Depending on the application, these fixtures are typically placed 4 to 6 feet apart. For instance, if the purpose of the canopy lights are to illuminate an entryway, the canopy lights may be placed closer together to ensure that the critical area is well lit. On the other hand, sometimes the distance between fixtures are determined by aesthetics rather functional lighting—and may be spaced further apart to create mood lighting.
Surface-Mounted Canopy Lights Vs. Recessed Canopy Lights
Surface-mounted canopy lights*(2) are our industry choice for several reasons. First and foremost, recessed canopy lights aren’t waterproof. Because our canopies are soffit deck, single-layer canopies, recessed lighting would be exposed to the elements and short out. If the canopy had a double layer (a roof and a soffit), then a recessed canopy light*(3) could be considered. Additionally, the larger the holes are in the soffit, the larger the potential for leaks.
Our surface-mounted canopy lights all include waterproof electrical components. Those safety features combined with low-voltage LED canopy lights work together to produce a reliable, aesthetically-pleasing canopy lighting system.
Low-Voltage LED Canopy Lighting
Low-voltage LEDs have revolutionized the canopy lighting industry, which required systems and components that combine easy installation and sufficient safety in one package. Because standard 120V systems were unable to meet the demand, the industry’s lighting manufacturers responded by adopting 12V low-voltage systems as the standard for outdoor applications.

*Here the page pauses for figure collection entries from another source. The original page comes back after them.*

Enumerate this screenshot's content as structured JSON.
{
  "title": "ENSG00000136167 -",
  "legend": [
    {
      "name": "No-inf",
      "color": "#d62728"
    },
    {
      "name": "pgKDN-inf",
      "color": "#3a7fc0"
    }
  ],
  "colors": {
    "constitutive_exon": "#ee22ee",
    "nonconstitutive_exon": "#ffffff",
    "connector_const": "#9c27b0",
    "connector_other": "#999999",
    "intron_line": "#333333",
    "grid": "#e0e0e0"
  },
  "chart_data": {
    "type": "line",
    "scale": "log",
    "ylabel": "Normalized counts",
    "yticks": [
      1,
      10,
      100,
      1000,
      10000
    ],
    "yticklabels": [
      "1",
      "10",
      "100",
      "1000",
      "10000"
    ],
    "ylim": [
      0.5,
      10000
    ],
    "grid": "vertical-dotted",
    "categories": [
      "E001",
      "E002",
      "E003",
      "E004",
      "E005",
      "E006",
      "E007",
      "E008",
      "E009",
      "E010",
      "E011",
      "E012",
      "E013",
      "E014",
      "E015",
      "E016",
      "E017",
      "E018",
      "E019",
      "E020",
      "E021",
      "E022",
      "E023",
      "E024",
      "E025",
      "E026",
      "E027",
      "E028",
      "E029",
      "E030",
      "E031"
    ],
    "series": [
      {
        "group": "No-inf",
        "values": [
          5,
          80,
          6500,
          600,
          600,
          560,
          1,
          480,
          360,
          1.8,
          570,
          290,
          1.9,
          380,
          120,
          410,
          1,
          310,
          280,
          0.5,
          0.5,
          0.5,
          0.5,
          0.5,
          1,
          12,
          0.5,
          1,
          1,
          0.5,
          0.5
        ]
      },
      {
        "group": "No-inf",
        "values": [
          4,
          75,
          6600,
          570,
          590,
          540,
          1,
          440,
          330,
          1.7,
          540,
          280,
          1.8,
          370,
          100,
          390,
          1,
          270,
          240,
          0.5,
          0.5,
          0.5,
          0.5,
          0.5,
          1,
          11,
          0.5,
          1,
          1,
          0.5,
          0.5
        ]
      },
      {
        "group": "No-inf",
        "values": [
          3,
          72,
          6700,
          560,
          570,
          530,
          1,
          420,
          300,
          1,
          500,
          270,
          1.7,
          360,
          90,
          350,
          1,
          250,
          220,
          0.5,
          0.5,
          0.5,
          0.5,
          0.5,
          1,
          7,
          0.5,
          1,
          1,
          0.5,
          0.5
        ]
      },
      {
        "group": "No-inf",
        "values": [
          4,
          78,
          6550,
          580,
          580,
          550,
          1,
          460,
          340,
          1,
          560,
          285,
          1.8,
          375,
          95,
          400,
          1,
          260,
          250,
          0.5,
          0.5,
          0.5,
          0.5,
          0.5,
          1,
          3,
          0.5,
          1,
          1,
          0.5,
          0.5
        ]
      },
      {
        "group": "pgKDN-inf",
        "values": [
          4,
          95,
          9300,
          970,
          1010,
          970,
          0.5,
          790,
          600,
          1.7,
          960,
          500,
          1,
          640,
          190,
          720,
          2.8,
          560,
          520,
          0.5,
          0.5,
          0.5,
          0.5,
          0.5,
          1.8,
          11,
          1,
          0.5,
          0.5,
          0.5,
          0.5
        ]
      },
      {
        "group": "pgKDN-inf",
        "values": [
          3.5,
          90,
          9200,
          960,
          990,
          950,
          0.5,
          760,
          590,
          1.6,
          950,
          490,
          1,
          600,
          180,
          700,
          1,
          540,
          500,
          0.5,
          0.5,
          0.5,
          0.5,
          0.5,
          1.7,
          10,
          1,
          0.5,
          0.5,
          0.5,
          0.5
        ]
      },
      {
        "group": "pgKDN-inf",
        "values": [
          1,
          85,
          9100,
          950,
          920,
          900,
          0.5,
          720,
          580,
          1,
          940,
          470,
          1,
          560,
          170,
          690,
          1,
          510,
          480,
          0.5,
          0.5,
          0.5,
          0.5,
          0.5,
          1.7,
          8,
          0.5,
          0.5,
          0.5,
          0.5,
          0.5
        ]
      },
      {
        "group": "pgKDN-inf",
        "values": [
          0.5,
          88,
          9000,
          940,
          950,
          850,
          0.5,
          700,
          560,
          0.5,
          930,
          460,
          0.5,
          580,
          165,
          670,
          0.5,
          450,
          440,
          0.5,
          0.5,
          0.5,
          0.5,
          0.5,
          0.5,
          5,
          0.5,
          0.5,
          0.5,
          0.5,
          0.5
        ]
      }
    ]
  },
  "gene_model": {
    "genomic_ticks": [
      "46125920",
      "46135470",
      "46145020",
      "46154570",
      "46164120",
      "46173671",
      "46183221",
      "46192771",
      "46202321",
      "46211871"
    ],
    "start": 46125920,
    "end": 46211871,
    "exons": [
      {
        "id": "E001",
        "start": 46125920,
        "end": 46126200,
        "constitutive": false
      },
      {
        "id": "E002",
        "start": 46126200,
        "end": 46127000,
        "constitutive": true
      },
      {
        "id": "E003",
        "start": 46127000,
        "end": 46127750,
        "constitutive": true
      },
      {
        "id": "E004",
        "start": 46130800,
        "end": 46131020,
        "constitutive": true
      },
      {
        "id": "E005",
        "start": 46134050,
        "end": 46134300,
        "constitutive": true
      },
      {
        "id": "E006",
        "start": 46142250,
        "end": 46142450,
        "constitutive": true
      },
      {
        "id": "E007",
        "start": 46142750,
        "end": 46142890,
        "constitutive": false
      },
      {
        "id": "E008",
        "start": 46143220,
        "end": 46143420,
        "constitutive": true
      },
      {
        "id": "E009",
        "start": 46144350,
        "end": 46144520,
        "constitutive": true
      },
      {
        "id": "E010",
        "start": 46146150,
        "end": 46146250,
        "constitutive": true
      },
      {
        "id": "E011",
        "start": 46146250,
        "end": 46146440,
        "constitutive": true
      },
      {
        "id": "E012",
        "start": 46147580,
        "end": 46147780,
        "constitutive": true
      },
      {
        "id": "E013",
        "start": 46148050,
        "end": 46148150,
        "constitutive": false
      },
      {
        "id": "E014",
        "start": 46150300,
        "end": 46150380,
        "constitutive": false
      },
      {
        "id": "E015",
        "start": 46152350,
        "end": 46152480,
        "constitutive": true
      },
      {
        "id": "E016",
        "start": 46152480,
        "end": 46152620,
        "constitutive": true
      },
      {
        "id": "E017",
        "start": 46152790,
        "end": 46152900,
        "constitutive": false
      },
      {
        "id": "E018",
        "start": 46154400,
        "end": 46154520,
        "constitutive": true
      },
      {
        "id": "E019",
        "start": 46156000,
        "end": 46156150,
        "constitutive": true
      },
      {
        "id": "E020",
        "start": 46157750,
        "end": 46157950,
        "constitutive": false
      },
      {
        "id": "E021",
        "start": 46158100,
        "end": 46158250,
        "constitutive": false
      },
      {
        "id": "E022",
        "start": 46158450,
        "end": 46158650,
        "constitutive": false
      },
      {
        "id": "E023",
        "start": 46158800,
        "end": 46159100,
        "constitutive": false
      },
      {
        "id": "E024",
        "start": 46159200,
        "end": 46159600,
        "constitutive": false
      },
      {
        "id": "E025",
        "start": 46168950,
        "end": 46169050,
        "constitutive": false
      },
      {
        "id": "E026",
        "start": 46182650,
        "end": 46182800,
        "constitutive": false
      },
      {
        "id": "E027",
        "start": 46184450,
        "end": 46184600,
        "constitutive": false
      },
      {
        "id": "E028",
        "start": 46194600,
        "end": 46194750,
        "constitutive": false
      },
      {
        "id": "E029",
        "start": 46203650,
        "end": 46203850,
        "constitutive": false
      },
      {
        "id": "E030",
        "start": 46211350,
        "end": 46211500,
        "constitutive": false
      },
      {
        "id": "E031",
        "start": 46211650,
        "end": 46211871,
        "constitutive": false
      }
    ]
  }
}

Low-voltage systems use smaller light sources, are easy to modify to accommodate changes in canopy layout, and are safer to operate and maintain than their 120V counterparts.
Let’s Get Technical
We recommend using LED lights that produce between 100 and 250 lumens and offer a wider beam spread to wash the canopy evenly. Finally, lighting/color temperatures range from 3,000 to 9,000 Kelvins: If you’d like to achieve a more yellow light, opt for 3,000 to 4,500 Kelvins; if you’re going for a bluer light, select a color temp higher than 4,500 Kelvins. Color temperature is based on preference and design objectives.
You Get the Bright Idea
As you can see, many elements, features, and thought go into canopy light design. Today, the trend is toward small slimline features that fly under the radar so that the object lit is the focus, not the light source itself. Low-voltage LEDs are the top technology used today for both safety and efficiency. But keep in mind, how the canopy is built may determine the specific type of fixture used—recessed, flush-mounted, or surface-mounted—and design aesthetic and objectives will determine fixture placement, spacing, and color temperature.